I'm trying to come up with a query that will help me take my data and aggregate it into one table.

I have many records such as the following:

{
"_index": "doc",
"_type": "info",
"_id": "4",
"_routing": "123",
"_parent": "123",
"_source": {
			"data:{
                      "name": "kuku",
			}
			"id": "123"
		    }
}

{
"_index": "doc",
"_type": "info",
"_id": "6",
"_routing": "678",
"_parent": "678",
"_source": {
			"data:{
                     "name": "kuku",
			}
			"id": "678"
		   }
}

{
"_index": "doc",
"_type": "info",
"_id": "8",
"_routing": "213",
"_parent": "213",
"_source": {
			"data:{
                     "name": "kuku2",
			}
			"id": "213"
		     }
}

and i want to go over all the info types and create the following:

Kuku: [123, 678]
Kuku2: [213]

I wanted to ask if its possible to create this with one query?
A query that will go over all the info types and each time take the name field and add the id field to a list by its name field

Thank you!


(Abdon Pijpelink) #2

While it doesn't give you a flat table, a terms aggregation nested in another terms aggregation would give you what you want in a single request.
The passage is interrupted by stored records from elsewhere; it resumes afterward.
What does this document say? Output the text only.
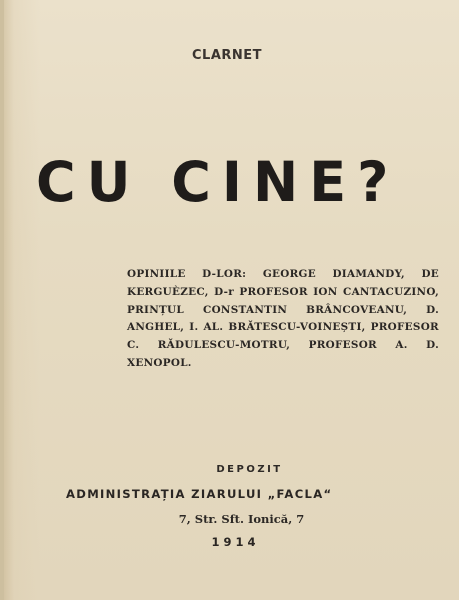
CLARNET
CU CINE?
OPINIILE D-LOR: GEORGE DIAMANDY, DE KERGUÈZEC, D-r PROFESOR ION CANTACUZINO, PRINȚUL CONSTANTIN BRÂNCOVEANU, D. ANGHEL, I. AL. BRĂTESCU-VOINEȘTI, PROFESOR C. RĂDULESCU-MOTRU, PROFESOR A. D. XENOPOL.
DEPOZIT
ADMINISTRAȚIA ZIARULUI „FACLA“
7, Str. Sft. Ionică, 7
1914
Assuming the name and id fields are mapped as type keyword, or have fielddata enabled, the following request:

GET doc/info/_search
{
  "size": 0, 
  "aggs":{
    "names": {
      "terms": {
        "field": "data.name",
        "size": 100
      },
      "aggs": {
        "ids": {
          "terms": {
            "field": "id",
            "size": 100
          }
        }
      }
    }
  }
}

Returns:

  "aggregations": {
    "names": {
      "doc_count_error_upper_bound": 0,
      "sum_other_doc_count": 0,
      "buckets": [
        {
          "key": "kuku",
          "doc_count": 2,
          "ids": {
            "doc_count_error_upper_bound": 0,
            "sum_other_doc_count": 0,
            "buckets": [
              {
                "key": "123",
                "doc_count": 1
              },
              {
                "key": "678",
                "doc_count": 1
              }
            ]
          }
        },
        {
          "key": "kuku2",
          "doc_count": 1,
          "ids": {
            "doc_count_error_upper_bound": 0,
            "sum_other_doc_count": 0,
            "buckets": [
              {
                "key": "213",
                "doc_count": 1
              }
            ]
          }
        }
      ]
    }
  }

Some things to be aware of here: because of the "size": 100 you will only get the 100 most common names and IDs. You can change the size parameter if you need more or less values. Also, The values are ranked by popularity (how common they are - based on the doc_count). If you want, you can order the results differently.


(system) #3

This topic was automatically closed 28 days after the last reply. New replies are no longer allowed.